The Panton Chair (Verner Panton)

A brightly coloured chair made out of one piece of plastic. That is the concept behind this authentic icon of modernity, which was designed by the enfant terrible, Verner Panton, in the 1960s. Pair it with the Flowerpot Lamp and you will complete the futuristic look.

Panton Chair
Photo Credit | Space Furniture

Look beyond the big names and the iconic pieces and you will discover that design is something, which is a big part of Danish identity. Taking a trip around the capital, Copenhagen, gives you a first-hand experience of how design has shaped city life, furniture and even signs. In short, it is in everything that we use on a day-to-day basis: design has to be user-friendly.

Designmuseum Danmark

For anyone visiting Copenhagen who is interested in design, without a doubt, you should take a trip to the Design Museum. You will have to pay 115 kroner to enter, unless you are a student, in which case it is free. It is worth every penny, even if you only see the permeant collection.

The Bang & Olufsen experience

At the Struer Museum, you can visit the Bang and Olufsen collection, amongst many other interesting things. Take journey through the world of television and radio and see all of the B&O gadgets that we have all dreamed of having at home!

Bang And Olufsen
Photo Credit | CEO Gear

Trapholt

Another fundamental stop on a Danish design tour, in this museum you will find made in Denmark, the best collection of furniture, pottery and textiles. Furthermore, in Trapholt there is magnificent park full of sculptures signed by the most renowned contemporary artists of the country… It even includes Arne Jacobsen’s cube house!

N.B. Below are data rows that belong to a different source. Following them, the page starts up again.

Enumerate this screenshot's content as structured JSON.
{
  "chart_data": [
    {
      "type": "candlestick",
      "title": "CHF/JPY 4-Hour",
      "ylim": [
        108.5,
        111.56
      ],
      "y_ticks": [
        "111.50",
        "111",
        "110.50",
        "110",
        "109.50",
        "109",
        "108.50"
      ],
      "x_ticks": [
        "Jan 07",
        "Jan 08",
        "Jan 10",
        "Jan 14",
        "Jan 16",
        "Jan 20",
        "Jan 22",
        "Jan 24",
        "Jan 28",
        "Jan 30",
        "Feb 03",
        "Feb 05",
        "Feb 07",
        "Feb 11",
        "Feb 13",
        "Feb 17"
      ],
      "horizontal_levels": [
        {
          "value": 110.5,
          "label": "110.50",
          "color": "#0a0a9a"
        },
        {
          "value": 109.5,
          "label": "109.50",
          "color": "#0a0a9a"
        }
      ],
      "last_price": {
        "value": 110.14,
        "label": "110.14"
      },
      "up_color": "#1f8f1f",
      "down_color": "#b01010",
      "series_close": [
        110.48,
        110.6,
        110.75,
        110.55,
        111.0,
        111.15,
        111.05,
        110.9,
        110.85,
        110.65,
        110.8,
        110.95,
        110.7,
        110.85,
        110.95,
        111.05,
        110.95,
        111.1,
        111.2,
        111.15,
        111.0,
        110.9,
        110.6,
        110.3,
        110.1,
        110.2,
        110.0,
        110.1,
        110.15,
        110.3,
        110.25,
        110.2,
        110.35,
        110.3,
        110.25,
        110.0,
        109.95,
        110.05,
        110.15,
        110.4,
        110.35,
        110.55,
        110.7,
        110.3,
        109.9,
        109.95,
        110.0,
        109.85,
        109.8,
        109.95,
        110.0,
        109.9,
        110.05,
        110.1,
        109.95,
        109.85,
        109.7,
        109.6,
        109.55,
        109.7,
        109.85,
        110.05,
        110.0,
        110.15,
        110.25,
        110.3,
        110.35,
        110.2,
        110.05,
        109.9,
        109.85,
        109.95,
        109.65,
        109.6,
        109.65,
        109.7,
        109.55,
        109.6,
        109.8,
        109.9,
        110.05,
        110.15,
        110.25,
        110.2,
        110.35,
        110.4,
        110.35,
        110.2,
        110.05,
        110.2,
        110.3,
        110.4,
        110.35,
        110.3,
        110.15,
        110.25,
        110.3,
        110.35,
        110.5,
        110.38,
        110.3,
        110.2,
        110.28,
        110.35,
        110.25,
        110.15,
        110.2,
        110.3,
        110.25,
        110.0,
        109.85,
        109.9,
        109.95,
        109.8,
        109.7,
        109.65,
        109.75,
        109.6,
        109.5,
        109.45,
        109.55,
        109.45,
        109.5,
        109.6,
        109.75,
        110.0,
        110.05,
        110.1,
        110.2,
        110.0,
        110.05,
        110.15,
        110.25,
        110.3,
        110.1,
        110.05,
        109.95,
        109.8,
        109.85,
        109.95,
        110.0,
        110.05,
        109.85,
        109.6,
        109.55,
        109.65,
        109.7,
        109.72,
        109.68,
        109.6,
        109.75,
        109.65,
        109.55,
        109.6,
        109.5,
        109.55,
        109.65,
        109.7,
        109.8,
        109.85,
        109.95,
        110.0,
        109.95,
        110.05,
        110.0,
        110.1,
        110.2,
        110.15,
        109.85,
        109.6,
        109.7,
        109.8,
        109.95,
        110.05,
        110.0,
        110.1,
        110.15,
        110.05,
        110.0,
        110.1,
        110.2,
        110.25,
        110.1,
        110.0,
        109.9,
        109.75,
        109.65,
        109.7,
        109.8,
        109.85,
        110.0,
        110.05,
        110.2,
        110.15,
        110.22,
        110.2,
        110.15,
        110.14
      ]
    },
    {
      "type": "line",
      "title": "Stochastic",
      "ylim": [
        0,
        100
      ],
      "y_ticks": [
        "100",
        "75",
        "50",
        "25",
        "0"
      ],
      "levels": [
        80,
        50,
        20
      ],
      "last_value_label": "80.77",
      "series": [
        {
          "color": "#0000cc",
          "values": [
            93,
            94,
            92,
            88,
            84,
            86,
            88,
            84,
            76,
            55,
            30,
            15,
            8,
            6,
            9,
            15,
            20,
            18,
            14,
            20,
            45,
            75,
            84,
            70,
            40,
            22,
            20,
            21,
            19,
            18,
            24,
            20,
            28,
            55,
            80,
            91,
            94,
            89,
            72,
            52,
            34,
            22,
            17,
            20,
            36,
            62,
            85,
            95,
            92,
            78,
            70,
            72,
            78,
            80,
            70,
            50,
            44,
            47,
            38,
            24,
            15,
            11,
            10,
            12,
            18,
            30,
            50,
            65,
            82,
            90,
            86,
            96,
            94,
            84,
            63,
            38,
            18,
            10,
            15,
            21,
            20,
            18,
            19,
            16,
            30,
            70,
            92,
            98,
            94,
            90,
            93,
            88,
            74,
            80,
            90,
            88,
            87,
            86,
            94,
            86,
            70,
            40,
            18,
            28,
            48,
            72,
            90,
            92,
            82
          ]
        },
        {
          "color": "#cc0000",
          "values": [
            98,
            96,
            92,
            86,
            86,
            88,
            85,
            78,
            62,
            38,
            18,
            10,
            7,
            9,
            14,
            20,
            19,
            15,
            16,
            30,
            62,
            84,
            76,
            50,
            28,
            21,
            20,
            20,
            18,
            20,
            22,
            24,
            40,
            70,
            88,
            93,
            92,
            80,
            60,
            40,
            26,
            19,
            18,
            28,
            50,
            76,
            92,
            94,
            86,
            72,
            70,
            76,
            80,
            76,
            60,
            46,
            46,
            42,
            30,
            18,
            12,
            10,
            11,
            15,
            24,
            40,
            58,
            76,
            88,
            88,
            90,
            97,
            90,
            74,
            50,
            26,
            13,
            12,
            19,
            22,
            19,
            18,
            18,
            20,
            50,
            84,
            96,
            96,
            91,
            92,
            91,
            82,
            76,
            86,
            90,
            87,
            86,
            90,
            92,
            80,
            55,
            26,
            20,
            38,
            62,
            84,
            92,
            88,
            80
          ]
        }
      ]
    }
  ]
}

As you can see, Denmark has been one of the biggest centres of design for decades. From furniture to fashion, this country has provided the world with some of the best names in innovative design.

You must also not forget the buildings. Danish architecture, since the time of rationalisation, has created and continues to create a school: Bjarke Ingels, Jørn Utzon, Henning Larssen, Dorte Mandrup… names that need to be known, and although they linked more to architecture and less to design, are absolutely basic. Ultimately, although designers and architects work in different areas, there are three main concepts that link the two together: aesthetic, functionality and efficiency.

Do you have something to add to this list of iconic Danish designs? What about the other Scandinavian countries?